ICO guidance defines personal data as information relating to an identified or identifiable living person. Much of what pharmacies handle is also special category data because health information is more sensitive and requires extra protection.

What this means in pharmacy practice

• Personal data: names, addresses, phone numbers, dates of birth, NHS numbers, signatures, collection records and delivery details.
• Special category data: medicines, diagnoses, service use, notes about symptoms, consultation records and other health-related information.
• Inferences can still be sensitive: a text about methadone, an emergency contraception consultation or repeated visits for a particular service may reveal health information even when brief.

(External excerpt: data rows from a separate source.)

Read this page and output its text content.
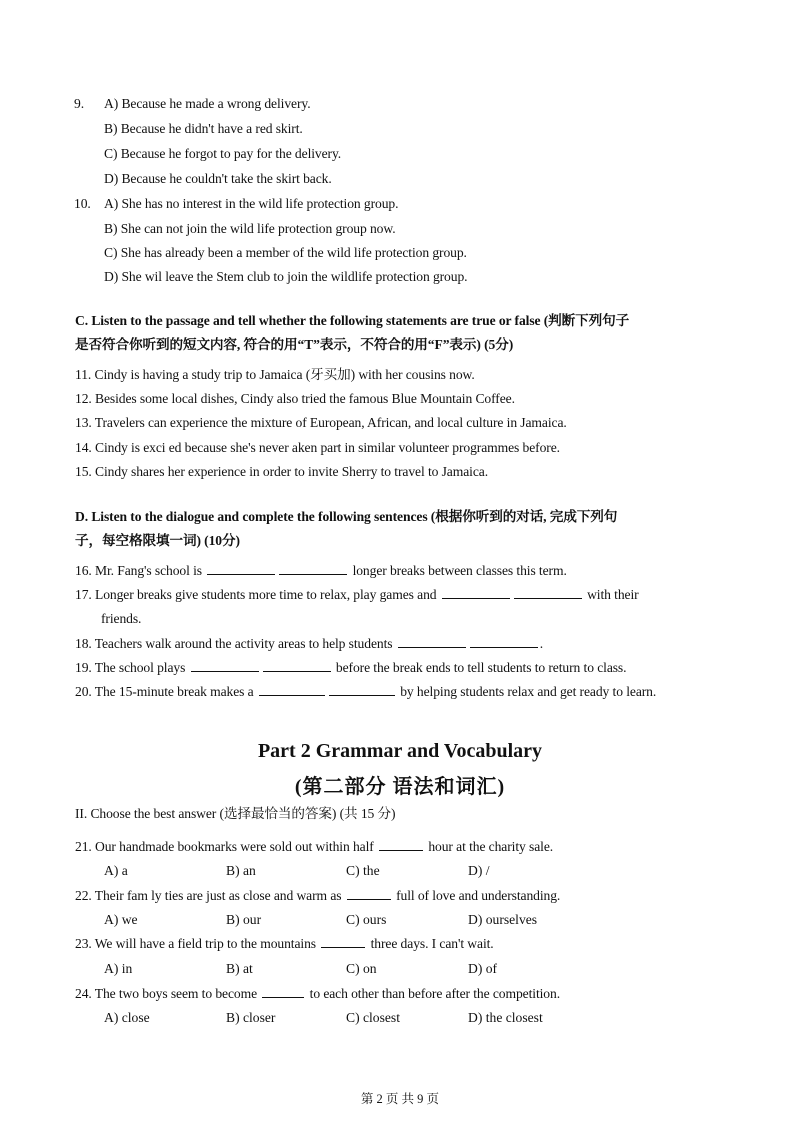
9. A) Because he made a wrong delivery.
B) Because he didn't have a red skirt.
C) Because he forgot to pay for the delivery.
D) Because he couldn't take the skirt back.
10. A) She has no interest in the wild life protection group.
B) She can not join the wild life protection group now.
C) She has already been a member of the wild life protection group.
D) She wil leave the Stem club to join the wildlife protection group.
C. Listen to the passage and tell whether the following statements are true or false (判断下列句子
是否符合你听到的短文内容, 符合的用“T”表示，不符合的用“F”表示) (5分)
11. Cindy is having a study trip to Jamaica (牙买加) with her cousins now.
12. Besides some local dishes, Cindy also tried the famous Blue Mountain Coffee.
13. Travelers can experience the mixture of European, African, and local culture in Jamaica.
14. Cindy is exci ed because she's never aken part in similar volunteer programmes before.
15. Cindy shares her experience in order to invite Sherry to travel to Jamaica.
D. Listen to the dialogue and complete the following sentences (根据你听到的对话, 完成下列句
子，每空格限填一词) (10分)
16. Mr. Fang's school is	longer breaks between classes this term.
17. Longer breaks give students more time to relax, play games and	with their
friends.
18. Teachers walk around the activity areas to help students	.
19. The school plays	before the break ends to tell students to return to class.
20. The 15-minute break makes a	by helping students relax and get ready to learn.
Part 2 Grammar and Vocabulary
(第二部分 语法和词汇)
II. Choose the best answer (选择最恰当的答案) (共 15 分)
21. Our handmade bookmarks were sold out within half	hour at the charity sale.
A) a	B) an	C) the	D) /
22. Their fam ly ties are just as close and warm as	full of love and understanding.
A) we	B) our	C) ours	D) ourselves
23. We will have a field trip to the mountains	three days. I can't wait.
A) in	B) at	C) on	D) of
24. The two boys seem to become	to each other than before after the competition.
A) close	B) closer	C) closest	D) the closest
第 2 页 共 9 页
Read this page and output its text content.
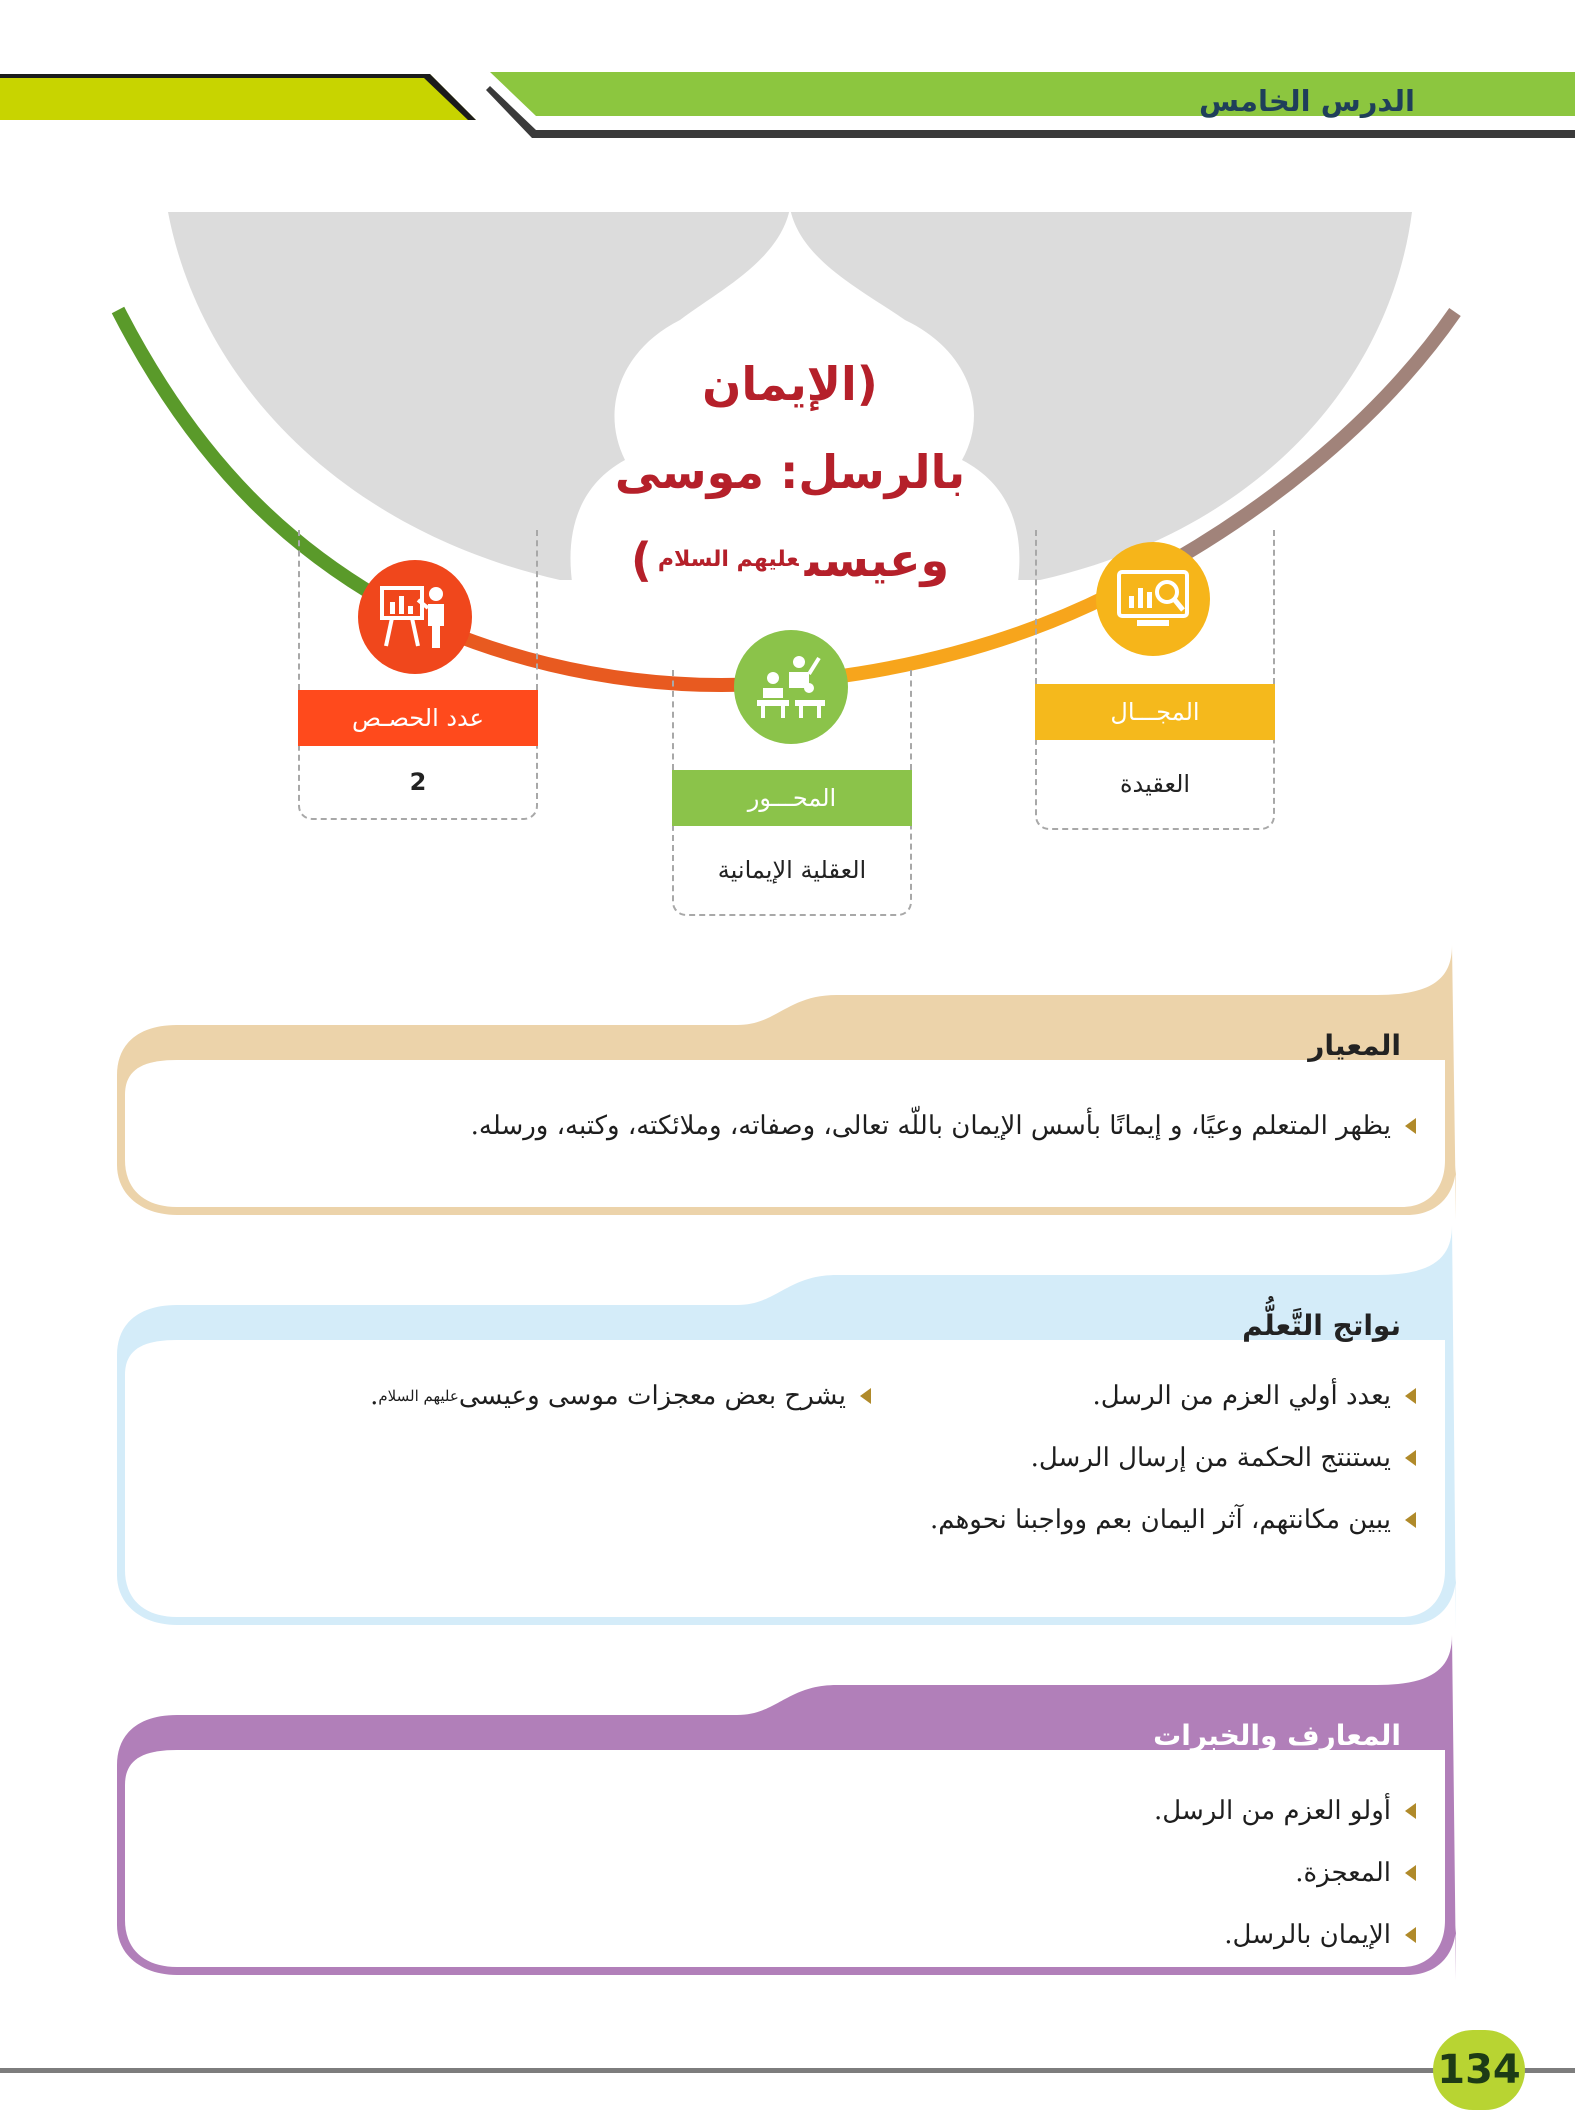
الدرس الخامس
(الإيمان
بالرسل: موسى
وعيسى$^{عليهم السلام}$)
عدد الحصـص
2
المحـــور
العقلية الإيمانية
المجـــال
العقيدة
المعيار
يظهر المتعلم وعيًا، و إيمانًا بأسس الإيمان باللّه تعالى، وصفاته، وملائكته، وكتبه، ورسله.
نواتج التَّعلُّم
يعدد أولي العزم من الرسل.
يستنتج الحكمة من إرسال الرسل.
يبين مكانتهم، آثر اليمان بعم وواجبنا نحوهم.
يشرح بعض معجزات موسى وعيسى
عليهم السلام
.
المعارف والخبرات
أولو العزم من الرسل.
المعجزة.
الإيمان بالرسل.
134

Lawful handling in simple terms

The pharmacy must have a lawful basis under Article 6 of UK GDPR to use personal data, and an additional condition under Article 9 to handle special category data. Front-line staff usually do not choose those legal conditions, but they must apply the rules in practice:

• Only use information for a legitimate pharmacy purpose: not out of curiosity, gossip or personal interest.
• Use the minimum necessary: collect, view, share and store only what the task requires.
• Be accurate and careful: incorrect addresses, contact details or recipient records can cause breaches.
• Follow privacy information and SOPs: do not create your own shortcuts for how data should be used or shared.

Data protection consent is not the same as clinical consent. In many routine pharmacy situations the organisation's lawful basis for processing is not "consent" in the data protection sense. Staff should avoid suggesting information will only ever be used because someone ticked a consent box, since legal and care-related duties may require other uses.